Opinion: Government action of food security is now critical
Covid 19 has dramatically illustrated how connected and by extension, how dependent on, we are with practically every other country on earth. Never in living memory has a virus spread so fast around the globe.
Furthermore, it is now widely accepted that the UK’s lockdown on 23 March was a few days too late and that this delay probably cost tens of thousands of lives.
See also: Covid-19 crisis puts food security back under spotlight
The effects on industries that had adopted the Japanese concept of “just-in-time” deliveries of requisites – and that included food – were caught on the hop. It was only the efforts of UK farmer and growers, together with food banks, that avoided serious food shortages.
Indeed, as the disease still rages in some of the countries that export food to Britain, playing havoc with their production capabilities, future domestic shortages are still possible.
If ever there was a lesson on the urgent need to reverse the decline in UK food security, this was it.
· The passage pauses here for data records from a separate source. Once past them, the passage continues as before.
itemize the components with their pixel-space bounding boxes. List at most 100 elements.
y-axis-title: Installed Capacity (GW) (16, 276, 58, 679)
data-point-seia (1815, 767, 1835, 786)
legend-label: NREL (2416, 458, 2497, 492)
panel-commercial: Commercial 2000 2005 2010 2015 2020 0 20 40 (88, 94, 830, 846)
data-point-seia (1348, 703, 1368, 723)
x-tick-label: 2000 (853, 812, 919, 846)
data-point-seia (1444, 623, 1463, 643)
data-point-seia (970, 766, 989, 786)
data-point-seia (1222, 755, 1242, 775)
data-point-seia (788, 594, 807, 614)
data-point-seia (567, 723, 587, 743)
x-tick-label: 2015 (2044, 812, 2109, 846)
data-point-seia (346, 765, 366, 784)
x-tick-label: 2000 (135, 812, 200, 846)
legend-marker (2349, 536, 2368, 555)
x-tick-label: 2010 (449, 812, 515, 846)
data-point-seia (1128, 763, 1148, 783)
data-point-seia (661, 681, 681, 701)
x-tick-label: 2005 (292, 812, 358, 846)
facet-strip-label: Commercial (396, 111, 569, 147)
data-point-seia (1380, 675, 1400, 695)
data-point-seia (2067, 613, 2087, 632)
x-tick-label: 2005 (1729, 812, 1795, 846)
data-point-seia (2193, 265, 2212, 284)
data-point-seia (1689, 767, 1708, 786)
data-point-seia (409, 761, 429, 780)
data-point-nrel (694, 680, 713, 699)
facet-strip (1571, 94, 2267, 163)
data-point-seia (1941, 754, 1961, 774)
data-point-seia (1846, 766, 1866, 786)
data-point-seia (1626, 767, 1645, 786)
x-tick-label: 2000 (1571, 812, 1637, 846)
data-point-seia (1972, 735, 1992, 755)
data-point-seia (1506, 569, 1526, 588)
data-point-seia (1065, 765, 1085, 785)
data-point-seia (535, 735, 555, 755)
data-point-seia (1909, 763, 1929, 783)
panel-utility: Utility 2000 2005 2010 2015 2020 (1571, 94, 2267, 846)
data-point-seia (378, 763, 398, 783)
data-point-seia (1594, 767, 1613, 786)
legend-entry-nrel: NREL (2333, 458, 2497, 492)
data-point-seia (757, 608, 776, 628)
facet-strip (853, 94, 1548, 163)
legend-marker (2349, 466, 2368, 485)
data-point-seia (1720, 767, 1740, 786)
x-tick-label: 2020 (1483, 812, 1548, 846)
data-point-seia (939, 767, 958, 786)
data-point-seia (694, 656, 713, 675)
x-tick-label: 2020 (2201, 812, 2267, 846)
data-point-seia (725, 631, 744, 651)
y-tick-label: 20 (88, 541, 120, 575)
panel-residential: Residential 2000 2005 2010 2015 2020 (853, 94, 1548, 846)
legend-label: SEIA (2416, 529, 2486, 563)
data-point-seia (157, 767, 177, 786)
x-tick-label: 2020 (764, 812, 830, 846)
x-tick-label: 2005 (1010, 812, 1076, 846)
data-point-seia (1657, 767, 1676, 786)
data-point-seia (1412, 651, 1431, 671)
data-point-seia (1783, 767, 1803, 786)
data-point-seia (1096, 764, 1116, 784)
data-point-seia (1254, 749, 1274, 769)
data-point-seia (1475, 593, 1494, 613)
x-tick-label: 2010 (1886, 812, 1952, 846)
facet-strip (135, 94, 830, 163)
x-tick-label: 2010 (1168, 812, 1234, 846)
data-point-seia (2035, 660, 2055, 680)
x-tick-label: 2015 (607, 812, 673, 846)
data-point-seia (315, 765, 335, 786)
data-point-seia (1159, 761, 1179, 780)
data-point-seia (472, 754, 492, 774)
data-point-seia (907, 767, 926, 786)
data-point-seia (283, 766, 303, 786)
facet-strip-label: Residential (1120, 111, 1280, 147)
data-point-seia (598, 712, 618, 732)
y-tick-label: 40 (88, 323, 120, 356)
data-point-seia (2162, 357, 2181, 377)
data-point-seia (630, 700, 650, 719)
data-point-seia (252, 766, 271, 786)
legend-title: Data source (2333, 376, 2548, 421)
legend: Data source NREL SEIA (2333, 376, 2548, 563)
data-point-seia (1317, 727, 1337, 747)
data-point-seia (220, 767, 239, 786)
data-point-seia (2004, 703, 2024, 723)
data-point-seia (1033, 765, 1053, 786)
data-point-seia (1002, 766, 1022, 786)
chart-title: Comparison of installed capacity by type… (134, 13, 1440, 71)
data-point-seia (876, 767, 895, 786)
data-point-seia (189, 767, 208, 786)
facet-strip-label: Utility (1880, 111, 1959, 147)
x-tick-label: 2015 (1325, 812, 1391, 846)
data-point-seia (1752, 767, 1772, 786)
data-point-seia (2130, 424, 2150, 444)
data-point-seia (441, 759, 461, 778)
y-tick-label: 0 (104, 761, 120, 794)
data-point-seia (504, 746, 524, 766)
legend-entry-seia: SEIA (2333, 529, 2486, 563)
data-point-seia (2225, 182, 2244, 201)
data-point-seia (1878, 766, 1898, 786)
Yet, with Covid-19 all around us, rewilding is still being seriously considered, not least by wealthy individuals who advise government ministers.
And the obvious need to increase home production is being undermined by an international trade secretary who seems determined to bring in more cheap imports.
As fellow columnist Joe Stanley said on this page a couple of weeks ago: “Our industry, and our consumers, deserve better than this.”
The government says it follows the science. Well, let me quote a scientist. Introducing his summer magazine, Professor Dale Saunders, director of the John Innes Centre in Norwich, wrote:
“We have a rapidly closing window of time to address three challenges facing society and the planet that sustains us; feeding a growing population; combatting new and emerging health threats; and climate change that calls for new ways of thinking. This is a critical moment.”
He went on to point out that every minute the world loses 23ha of arable land, yet every day there are 160,000 more mouths to feed. “We take for granted an abundance of food… but we must secure and increase yields in a sustainable way if we are to supply enough food to feed the world.”
The John Innes Centre and places like it will doubtless play their part in meeting those challenges. But the government sets the agenda and decrees what is permissible.
For instance, it bans neonicotinoid seed dressing because of supposed danger to bees. This has already caused many farmers to give up growing rape and could do the same for sugar beet.
Conversations I have had with beekeepers suggest they are more concerned with the decline in the number of rape fields in which to place their hives than they are with the seed dressing.
And faced with severe problems with aphid-borne virus yellows in this year’s beet crops, the French government has decided to allow sugar beet seed to be dressed with the product for at least the next three years. Defra declines to copy.
Meanwhile the House of Commons’ Environment, Food and Rural Affairs (Efra) committee, which seems to be more on the ball than those whose actions it tracks, has called for the appointment of a food security minister.
Will it happen? Who knows? But something needs to make those in charge wake up and smell the coffee.